Not all investments are of a multinational flavour. Trevor Baylis, inventor of the "Freeplay" clockwork radio, has opened a factory in Cape Town with pounds 350,000 in a grant from the Overseas Development Office and an investment from Liberty Life, a South African insurance company. Mr Baylis's factory will make 250,000 radios this year from a factory in Cape Town, worth around R50m (pounds 7.4m), for sale within the southern African region. He says he intends to step up production as cashflow allows. He reports no production problems from his six-month-old production line, which employs 150 people, many of whom have disabilities. "It's a simple idea, which is ideal in a place where batteries are scarce," he says.

If only things were as simple. The main bait for foreign investment over the next 12 months will be the privatisation of Telkom, the telecommunications network, and the state-owned transportation and logistics business. Mr Erwin spent much of the week meeting with potential privatisation advisers, and will look for UK businesses to take strategic stakes in the privatised entities. If Cape Town's bid for the 2004 Olympics, which Britain has agreed to support, is successful, it, too, would draw in development money. Combined, privatisation and the Olympics might be just be the critical mass required to catapult South Africa out of its semi-emerged market limbo, as it did South Korea when it hosted the games in 1988.

But for now, with pounds 60m of British overseas aid for education in southern Africa and the promise that Britain will fight South Africa's corner with the EU over free trade, Mr Erwin and his colleagues will return to the snow and ice of a South African winter with more promises of jam tomorrow, but not much to show for their efforts.

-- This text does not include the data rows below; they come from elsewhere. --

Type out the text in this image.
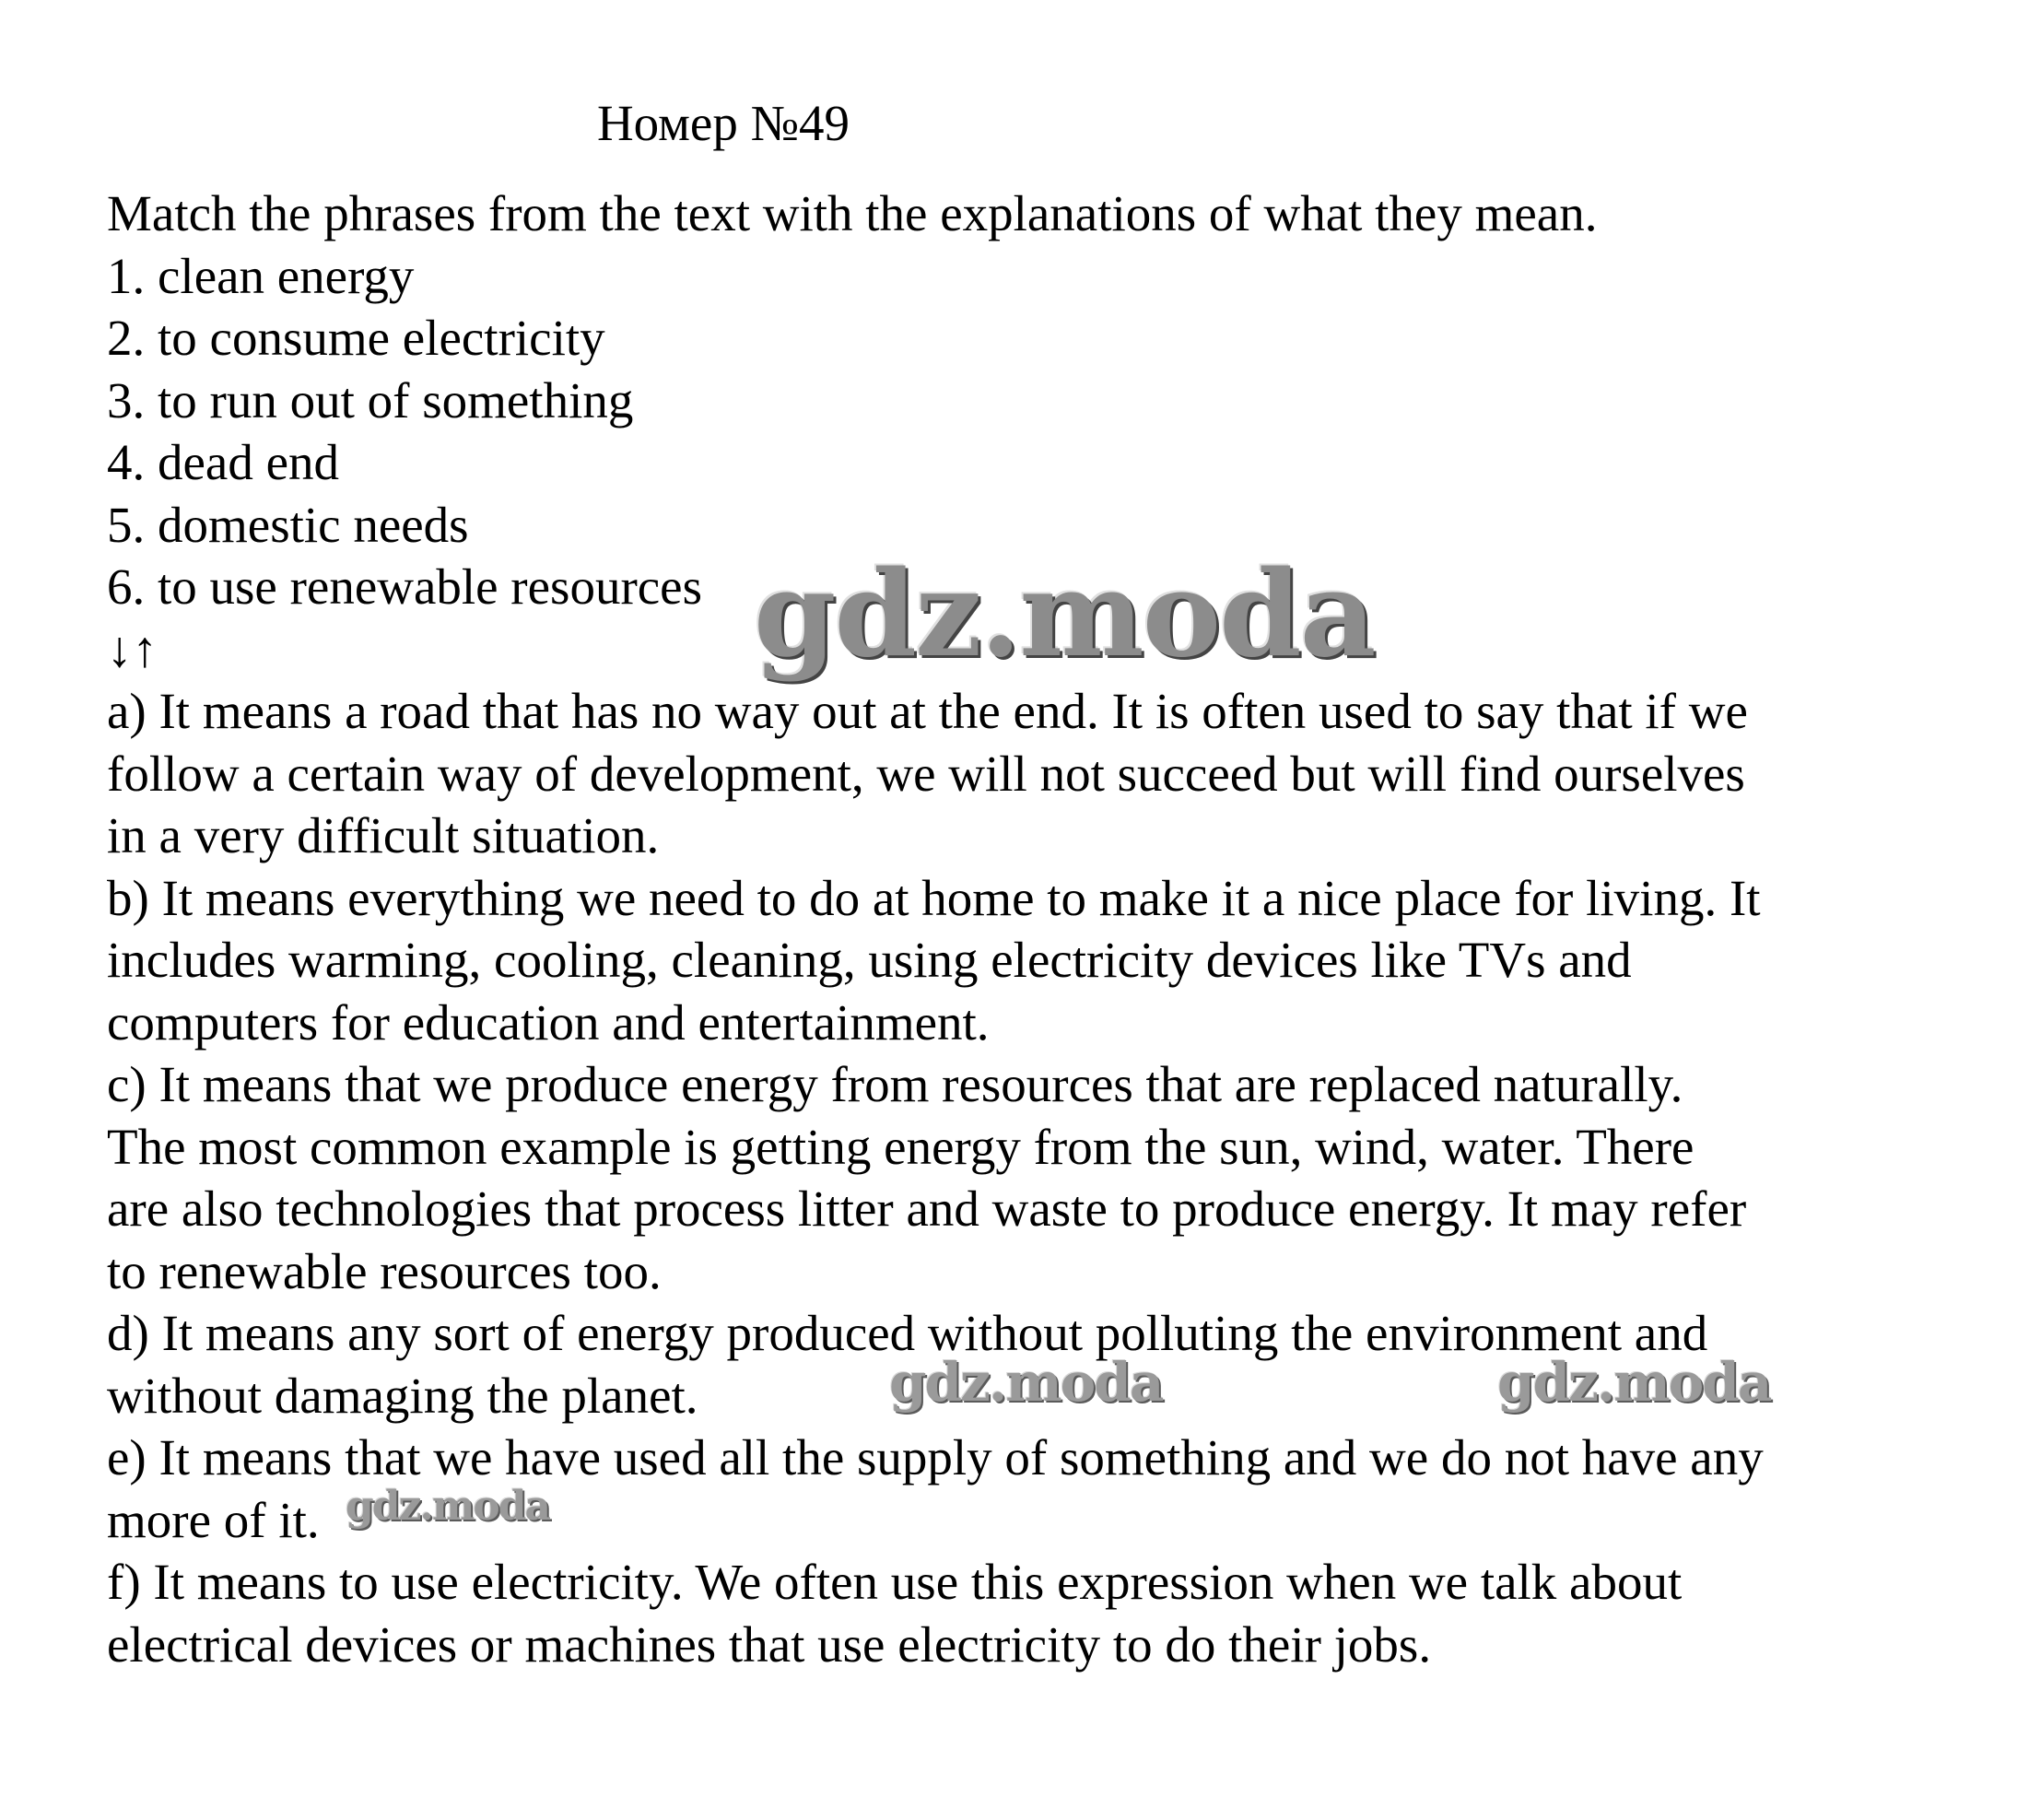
Номер №49
Match the phrases from the text with the explanations of what they mean.
1. clean energy
2. to consume electricity
3. to run out of something
4. dead end
5. domestic needs
6. to use renewable resources
↓↑
a) It means a road that has no way out at the end. It is often used to say that if we
follow a certain way of development, we will not succeed but will find ourselves
in a very difficult situation.
b) It means everything we need to do at home to make it a nice place for living. It
includes warming, cooling, cleaning, using electricity devices like TVs and
computers for education and entertainment.
c) It means that we produce energy from resources that are replaced naturally.
The most common example is getting energy from the sun, wind, water. There
are also technologies that process litter and waste to produce energy. It may refer
to renewable resources too.
d) It means any sort of energy produced without polluting the environment and
without damaging the planet.
e) It means that we have used all the supply of something and we do not have any
more of it.
f) It means to use electricity. We often use this expression when we talk about
electrical devices or machines that use electricity to do their jobs.
gdz.moda
gdz.moda	gdz.moda
gdz.moda
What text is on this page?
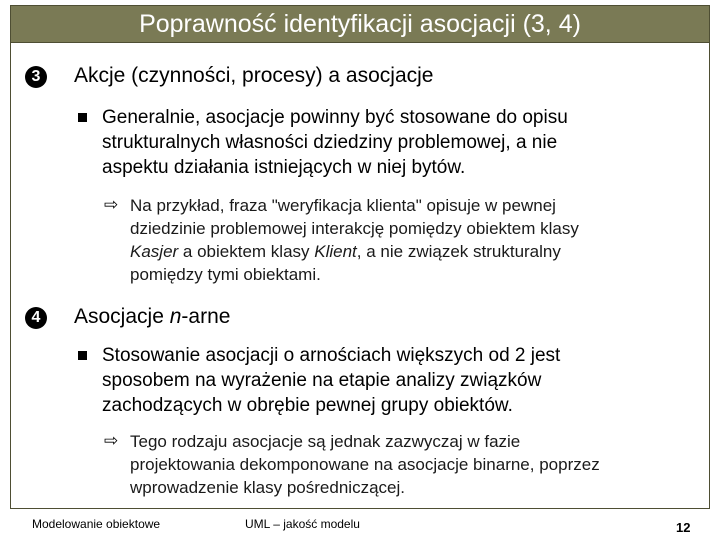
Poprawność identyfikacji asocjacji (3, 4)
3	Akcje (czynności, procesy) a asocjacje
Generalnie, asocjacje powinny być stosowane do opisu
strukturalnych własności dziedziny problemowej, a nie
aspektu działania istniejących w niej bytów.
⇨ Na przykład, fraza "weryfikacja klienta" opisuje w pewnej
dziedzinie problemowej interakcję pomiędzy obiektem klasy
Kasjer a obiektem klasy Klient, a nie związek strukturalny
pomiędzy tymi obiektami.
4	Asocjacje n-arne
Stosowanie asocjacji o arnościach większych od 2 jest
sposobem na wyrażenie na etapie analizy związków
zachodzących w obrębie pewnej grupy obiektów.
⇨ Tego rodzaju asocjacje są jednak zazwyczaj w fazie
projektowania dekomponowane na asocjacje binarne, poprzez
wprowadzenie klasy pośredniczącej.
Modelowanie obiektowe	UML – jakość modelu	12
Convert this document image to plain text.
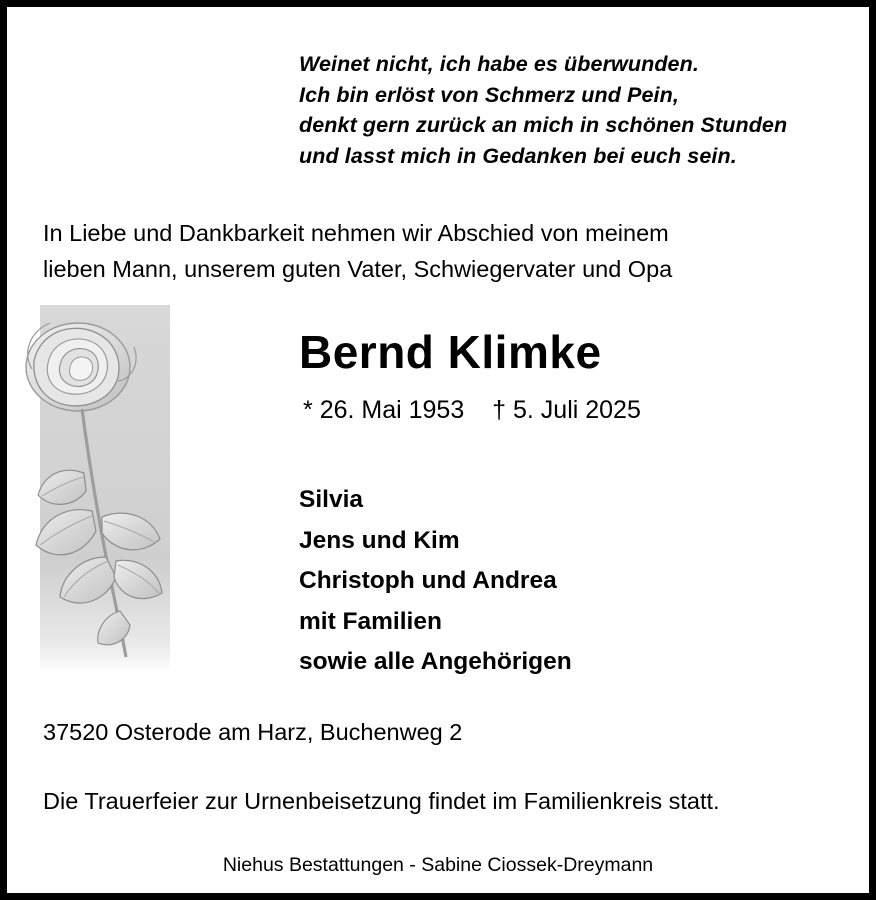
Weinet nicht, ich habe es überwunden.
Ich bin erlöst von Schmerz und Pein,
denkt gern zurück an mich in schönen Stunden
und lasst mich in Gedanken bei euch sein.
In Liebe und Dankbarkeit nehmen wir Abschied von meinem
lieben Mann, unserem guten Vater, Schwiegervater und Opa
Bernd Klimke
* 26. Mai 1953 † 5. Juli 2025
Silvia
Jens und Kim
Christoph und Andrea
mit Familien
sowie alle Angehörigen
37520 Osterode am Harz, Buchenweg 2
Die Trauerfeier zur Urnenbeisetzung findet im Familienkreis statt.
Niehus Bestattungen - Sabine Ciossek-Dreymann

For Mr Erwin, there can be no doubts. "We are facing up to some tough economic realities, but we've had an extremely good response," he says. "You shouldn't underestimate the power of fairy tales."

When South African government officials need an example of inward investment from Britain, they point to the Land Rover factory in Rosslyn Park, Pretoria, opened by the Queen on her state visit last year. At first sight it looks to be a model for inward investment in South Africa. The pounds 10m development produces around 2,000 Land Rover Defenders a year from knock-down kits, and employs 230 people.

What is less well known is that the Rosslyn Park plant merely replaced another Land Rover assembly plant near Cape Town, which had churned out about 700 vehicles a year throughout the apartheid years. The latter was closed to make way for the new Land Rover facility which, while larger, does not represent the same size of inward investment as might first appear.

Rover Group says it is very happy with the quality of vehicles being produced in its South African facility, but is even happier with the sales graph for all its vehicles in the country. The company looks on course to sell up to twice as many Land Rovers this year as it did in 1995.

Much of this growth comes from sales of the mid-range Land Rover Discovery, imported from Britain since the start of last year, which have outsold locally produced Land Rovers by a margin of two to one. The company will continue to review the situation, but says it has no plans to add to the capacity of its South African plant to meet the demand. It is clear that if there are no onerous import tariffs, it is cheaper to assemble whole vehicles in Britain.